Error during back propagation

edshkim98 · January 16, 2021, 2:10pm

Hello everyone, I am doing a research project which requires to use sum of two loss functions.
Below is a snippet of my code:

    for epoch in range(epochs):
        e = epoch
        model.train()
        running_loss = 0
        for i, data in enumerate(train_loader):
            #scheduler.step()
            inputs, labels = data['points'].to(device), data['labels'].to(device)
            
            #Discriminator
            #Real image
            inputs2 = torch.cat((inputs, labels.type(torch.float64).reshape(1,2048,1)),axis=2)
            output = disc(inputs2.transpose(1,2).float())
            ls_real = disc_loss(output,num=1)
            optimizerD.zero_grad()
            ls_real.backward()
            
            #Prediction
            output = model(inputs.transpose(1,2),onehot)
            output_pred = output
            _,pred = torch.max(output.data,1)
            #criterion = torch.nn.CrossEntropyLoss()
            #loss = criterion(output, labels)
            
            #Fake image
            inputs2 = torch.cat((inputs, pred.type(torch.float64).reshape(1,2048,1)),axis=2)
            output = disc(inputs2.transpose(1,2).float())
            ls_fake = disc_loss(output, num=0)
            ls_fake.backward(retain_graph=True)
            
            ls_D = ls_real + ls_fake
            optimizerD.step()
            
            optimizer.zero_grad()
            loss = main_loss(output_pred,labels)
            loss = loss + ls_fake
            loss.backward()
            optimizer.step()

However, I get an error at loss.backward() after loss = loss + ls_fake with this error message:

RuntimeError: one of the variables needed for gradient computation has been modified by an inplace operation: [torch.cuda.FloatTensor [256, 2]], which is output 0 of TBackward, is at version 11; expected version 9 instead.

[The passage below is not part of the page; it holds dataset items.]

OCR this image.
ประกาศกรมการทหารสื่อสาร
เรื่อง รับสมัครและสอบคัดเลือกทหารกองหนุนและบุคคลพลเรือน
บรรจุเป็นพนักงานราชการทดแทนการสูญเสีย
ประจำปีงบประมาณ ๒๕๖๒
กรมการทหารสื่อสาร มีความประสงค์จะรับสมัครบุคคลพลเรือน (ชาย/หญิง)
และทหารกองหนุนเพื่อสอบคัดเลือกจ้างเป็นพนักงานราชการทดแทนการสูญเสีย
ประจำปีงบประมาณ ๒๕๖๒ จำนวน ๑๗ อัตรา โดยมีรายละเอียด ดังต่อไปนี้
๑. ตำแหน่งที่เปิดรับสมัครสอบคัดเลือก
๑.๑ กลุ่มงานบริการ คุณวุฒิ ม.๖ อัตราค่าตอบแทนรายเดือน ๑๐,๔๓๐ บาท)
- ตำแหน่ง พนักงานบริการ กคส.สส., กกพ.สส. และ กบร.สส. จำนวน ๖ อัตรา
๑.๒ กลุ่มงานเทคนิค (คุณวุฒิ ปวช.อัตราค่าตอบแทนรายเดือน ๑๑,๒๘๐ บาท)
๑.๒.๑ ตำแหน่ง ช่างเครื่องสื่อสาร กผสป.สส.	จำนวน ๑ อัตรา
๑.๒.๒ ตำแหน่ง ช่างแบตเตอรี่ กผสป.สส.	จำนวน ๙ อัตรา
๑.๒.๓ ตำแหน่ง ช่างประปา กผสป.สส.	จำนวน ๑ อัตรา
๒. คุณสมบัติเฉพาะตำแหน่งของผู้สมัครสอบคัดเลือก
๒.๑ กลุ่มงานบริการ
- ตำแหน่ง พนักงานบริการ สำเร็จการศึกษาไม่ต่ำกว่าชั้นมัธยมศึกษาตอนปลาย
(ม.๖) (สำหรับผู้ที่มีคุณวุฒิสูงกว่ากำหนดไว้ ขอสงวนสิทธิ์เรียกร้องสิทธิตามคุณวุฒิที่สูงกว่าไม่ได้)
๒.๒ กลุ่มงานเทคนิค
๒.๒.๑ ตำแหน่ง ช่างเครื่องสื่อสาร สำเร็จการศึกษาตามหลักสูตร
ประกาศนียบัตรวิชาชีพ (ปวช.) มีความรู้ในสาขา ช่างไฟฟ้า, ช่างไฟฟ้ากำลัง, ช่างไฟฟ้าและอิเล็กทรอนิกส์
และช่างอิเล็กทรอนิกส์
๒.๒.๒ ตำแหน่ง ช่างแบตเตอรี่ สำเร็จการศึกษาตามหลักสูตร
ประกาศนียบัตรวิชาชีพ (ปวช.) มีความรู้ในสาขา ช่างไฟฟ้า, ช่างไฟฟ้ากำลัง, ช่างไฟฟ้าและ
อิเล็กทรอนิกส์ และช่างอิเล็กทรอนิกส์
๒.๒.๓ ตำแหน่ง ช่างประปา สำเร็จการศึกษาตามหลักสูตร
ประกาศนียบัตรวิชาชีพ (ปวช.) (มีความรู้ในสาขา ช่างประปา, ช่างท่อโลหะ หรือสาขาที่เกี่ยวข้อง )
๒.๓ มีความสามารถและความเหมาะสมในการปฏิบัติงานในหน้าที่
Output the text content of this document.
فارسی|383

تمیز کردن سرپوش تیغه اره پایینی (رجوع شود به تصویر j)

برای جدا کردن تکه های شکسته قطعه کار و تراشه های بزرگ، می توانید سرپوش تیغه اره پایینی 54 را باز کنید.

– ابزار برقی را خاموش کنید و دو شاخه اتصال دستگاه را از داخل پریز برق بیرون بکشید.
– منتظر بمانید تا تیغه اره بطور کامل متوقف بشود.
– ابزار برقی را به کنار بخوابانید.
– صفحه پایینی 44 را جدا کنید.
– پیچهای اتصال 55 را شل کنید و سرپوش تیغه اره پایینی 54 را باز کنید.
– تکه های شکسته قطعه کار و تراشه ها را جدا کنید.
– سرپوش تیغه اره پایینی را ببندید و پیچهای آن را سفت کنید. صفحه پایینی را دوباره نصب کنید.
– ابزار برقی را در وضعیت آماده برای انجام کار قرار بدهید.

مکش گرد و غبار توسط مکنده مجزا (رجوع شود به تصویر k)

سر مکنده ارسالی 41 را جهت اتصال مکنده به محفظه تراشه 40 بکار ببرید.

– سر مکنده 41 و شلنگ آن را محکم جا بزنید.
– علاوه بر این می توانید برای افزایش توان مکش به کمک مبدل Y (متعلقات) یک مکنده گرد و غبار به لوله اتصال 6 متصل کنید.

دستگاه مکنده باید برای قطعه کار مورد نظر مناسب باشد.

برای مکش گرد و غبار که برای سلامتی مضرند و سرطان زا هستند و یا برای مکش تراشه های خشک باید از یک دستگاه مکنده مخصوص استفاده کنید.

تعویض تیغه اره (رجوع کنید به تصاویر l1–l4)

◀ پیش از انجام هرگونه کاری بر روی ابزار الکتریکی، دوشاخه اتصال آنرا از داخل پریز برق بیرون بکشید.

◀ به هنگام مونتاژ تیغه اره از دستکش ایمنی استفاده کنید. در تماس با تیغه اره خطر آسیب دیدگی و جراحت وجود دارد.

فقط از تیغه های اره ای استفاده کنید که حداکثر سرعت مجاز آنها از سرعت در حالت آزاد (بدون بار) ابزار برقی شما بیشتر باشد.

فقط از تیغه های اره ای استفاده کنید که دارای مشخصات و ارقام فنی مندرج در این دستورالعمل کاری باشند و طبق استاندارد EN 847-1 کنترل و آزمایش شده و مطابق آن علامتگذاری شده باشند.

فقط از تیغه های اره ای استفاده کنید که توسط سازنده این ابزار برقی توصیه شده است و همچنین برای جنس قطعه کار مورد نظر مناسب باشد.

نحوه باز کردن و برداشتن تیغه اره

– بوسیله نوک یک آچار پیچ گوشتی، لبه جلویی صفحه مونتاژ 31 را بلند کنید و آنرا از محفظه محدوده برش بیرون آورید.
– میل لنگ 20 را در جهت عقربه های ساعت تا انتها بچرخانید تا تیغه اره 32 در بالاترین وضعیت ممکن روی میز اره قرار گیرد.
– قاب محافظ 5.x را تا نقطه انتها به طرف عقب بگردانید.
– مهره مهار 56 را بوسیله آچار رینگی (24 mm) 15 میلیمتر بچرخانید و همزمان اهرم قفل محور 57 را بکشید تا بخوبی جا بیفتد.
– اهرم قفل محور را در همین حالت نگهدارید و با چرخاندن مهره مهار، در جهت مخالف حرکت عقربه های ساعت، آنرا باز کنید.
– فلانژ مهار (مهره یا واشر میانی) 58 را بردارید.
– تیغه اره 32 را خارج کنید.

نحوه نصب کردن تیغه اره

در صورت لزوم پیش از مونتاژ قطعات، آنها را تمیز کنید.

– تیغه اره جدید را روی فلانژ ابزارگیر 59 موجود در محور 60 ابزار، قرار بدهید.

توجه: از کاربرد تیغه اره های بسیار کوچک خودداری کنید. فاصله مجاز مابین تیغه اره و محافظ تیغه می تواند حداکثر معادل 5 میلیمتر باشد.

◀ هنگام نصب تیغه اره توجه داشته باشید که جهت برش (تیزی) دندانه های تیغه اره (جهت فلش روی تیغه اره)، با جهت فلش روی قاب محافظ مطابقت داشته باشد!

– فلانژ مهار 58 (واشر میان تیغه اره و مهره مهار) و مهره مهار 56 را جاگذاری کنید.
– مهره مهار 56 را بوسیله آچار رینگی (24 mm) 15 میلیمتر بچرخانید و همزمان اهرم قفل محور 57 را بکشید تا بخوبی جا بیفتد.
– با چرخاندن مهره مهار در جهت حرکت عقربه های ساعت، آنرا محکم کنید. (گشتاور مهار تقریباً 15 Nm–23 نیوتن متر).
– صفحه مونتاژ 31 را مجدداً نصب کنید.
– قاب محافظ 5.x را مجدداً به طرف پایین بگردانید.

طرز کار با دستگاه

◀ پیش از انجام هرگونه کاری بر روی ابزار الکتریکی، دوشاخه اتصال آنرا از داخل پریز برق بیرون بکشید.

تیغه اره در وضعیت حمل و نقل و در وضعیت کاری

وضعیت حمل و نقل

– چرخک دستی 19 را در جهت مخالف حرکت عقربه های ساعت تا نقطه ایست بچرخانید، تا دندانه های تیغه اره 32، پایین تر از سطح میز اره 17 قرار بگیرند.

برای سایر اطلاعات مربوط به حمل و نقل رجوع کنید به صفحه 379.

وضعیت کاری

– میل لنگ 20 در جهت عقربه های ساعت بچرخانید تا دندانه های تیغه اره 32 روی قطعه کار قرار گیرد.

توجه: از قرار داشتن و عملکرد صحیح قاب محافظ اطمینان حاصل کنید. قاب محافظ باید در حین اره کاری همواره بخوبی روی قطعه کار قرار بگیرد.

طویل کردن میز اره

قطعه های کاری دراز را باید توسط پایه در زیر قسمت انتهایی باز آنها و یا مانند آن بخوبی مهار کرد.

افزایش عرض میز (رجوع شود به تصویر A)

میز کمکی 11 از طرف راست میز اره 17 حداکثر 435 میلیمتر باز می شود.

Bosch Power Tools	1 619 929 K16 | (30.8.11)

Hint: enable anomaly detection to find the operation that failed to compute its gradient, with torch.autograd.set_detect_anomaly(True).

The output of loss is different to ls_fake, so the model for ls_fake has two outputs and the model for loss has four outputs.

Please can someone help me with this problem? Thank you!

CedricLy · January 16, 2021, 2:13pm

Try:

Like the error say, there might be a problem with you replacing the loss value.

edshkim98 · January 16, 2021, 2:16pm

@CedricLy, Hi thank you for the quick reply! I’ve just tried your way, but it still gives me the same error message
Could there be another way to solve this issue?
Oh, by the way the output of loss is different to ls_fake, so the model for ls_fake has two outputs and the model for loss has four outputs.

CedricLy · January 16, 2021, 10:26pm

OK, so the found problem is the tensor ls_fake.
After doing optimizerD.step(), the gradients have to be recalculated, before using it for optimizer.step().

edshkim98 · January 17, 2021, 4:19am

@CedricLy Thank you it works now